Erste Hinweise auf eine Erholung seien zwar wahrnehmbar, könnten aber noch nicht als nachhaltig interpretiert werden. Infolge des niedrigen Auftragseingangs im ersten Halbjahr rechnet der Unternehmensbereich Technologie mit einem gegenüber 2008 wesentlich schwächeren, negativen Resultat für das Geschäftsjahr 2009.

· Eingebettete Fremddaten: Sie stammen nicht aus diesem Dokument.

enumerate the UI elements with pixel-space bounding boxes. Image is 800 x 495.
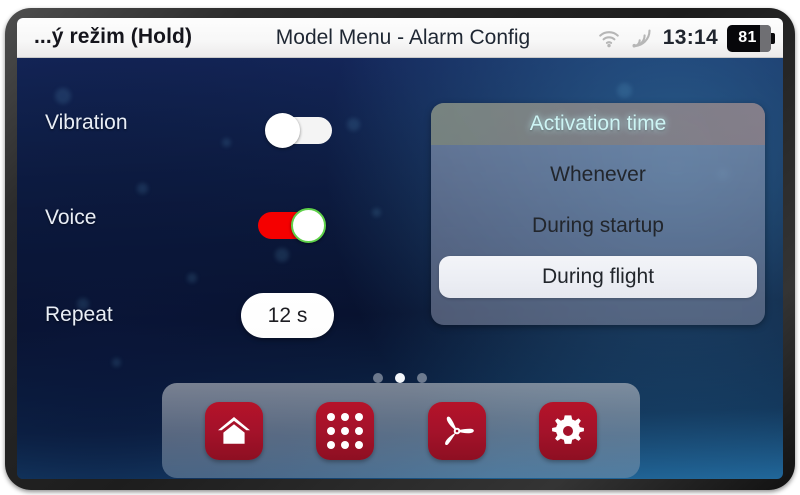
battery-fill xyxy=(760,25,771,52)
bokeh-dot xyxy=(347,118,360,131)
page-dot[interactable] xyxy=(417,373,427,383)
battery-percent: 81 xyxy=(738,29,759,47)
battery-indicator: 81 xyxy=(727,25,771,52)
bokeh-dot xyxy=(187,273,197,283)
page-dot[interactable] xyxy=(373,373,383,383)
home-icon xyxy=(216,414,252,448)
setting-label-repeat: Repeat xyxy=(45,303,113,327)
bokeh-dot xyxy=(112,358,121,367)
wifi-icon xyxy=(597,28,621,48)
transmitter-device-frame: Model Menu - Alarm Config ...ý režim (Ho… xyxy=(5,8,795,490)
bokeh-dot xyxy=(55,88,71,104)
bokeh-dot xyxy=(372,208,381,217)
bokeh-dot xyxy=(222,138,231,147)
dock-apps-button[interactable] xyxy=(316,402,374,460)
signal-icon xyxy=(630,28,654,48)
bokeh-dot xyxy=(137,183,148,194)
dock-model-button[interactable] xyxy=(428,402,486,460)
clock: 13:14 xyxy=(663,26,718,50)
status-bar-right-cluster: 13:14 81 xyxy=(597,18,771,58)
setting-label-voice: Voice xyxy=(45,206,96,230)
propeller-icon xyxy=(437,412,477,450)
toggle-knob xyxy=(265,113,300,148)
voice-toggle[interactable] xyxy=(258,212,322,239)
repeat-value-button[interactable]: 12 s xyxy=(241,293,334,338)
bokeh-dot xyxy=(617,83,632,98)
option-during-flight[interactable]: During flight xyxy=(439,256,757,298)
device-screen: Model Menu - Alarm Config ...ý režim (Ho… xyxy=(17,18,783,479)
dock-settings-button[interactable] xyxy=(539,402,597,460)
option-during-startup[interactable]: During startup xyxy=(439,205,757,247)
wallpaper: Vibration Voice Repeat 12 s Activation t… xyxy=(17,58,783,479)
gear-icon xyxy=(550,413,586,449)
status-bar: Model Menu - Alarm Config ...ý režim (Ho… xyxy=(17,18,783,58)
page-indicator xyxy=(17,373,783,383)
toggle-knob xyxy=(291,208,326,243)
activation-time-panel: Activation time Whenever During startup … xyxy=(431,103,765,325)
apps-grid-icon xyxy=(327,413,363,449)
dock-bar xyxy=(162,383,640,478)
page-dot-active[interactable] xyxy=(395,373,405,383)
battery-nub xyxy=(771,33,775,44)
setting-label-vibration: Vibration xyxy=(45,111,128,135)
dock-home-button[interactable] xyxy=(205,402,263,460)
bokeh-dot xyxy=(275,248,289,262)
vibration-toggle[interactable] xyxy=(268,117,332,144)
panel-header: Activation time xyxy=(431,103,765,145)
option-whenever[interactable]: Whenever xyxy=(439,154,757,196)
flight-mode-label: ...ý režim (Hold) xyxy=(34,25,192,49)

Salzgitters Prognose eines Halbjahresverlustes mit einer möglichen Aufhellung der Lage in der zweiten Jahreshälfte hat sich bestätigt, heißt es. Allerdings sei ein starker und nachhaltiger Turnaround der Verhältnisse am Stahlmarkt bisher nicht erkennbar, da lediglich für einzelne Produktgruppen eindeutige Erholungstendenzen bei Auftragseingängen und Erlösen verzeichnet würden. Demzufolge erwartet der Salzgitter-Konzern auch für das zweite Halbjahr 2009 einen Vorsteuerverlust, der allerdings niedriger als im ersten Halbjahr ausfallen dürfte. Das Unternehmen hält es für denkbar, dass gegen Jahresende wieder nahezu ausgeglichene Monatsergebnisse erzielt werden können.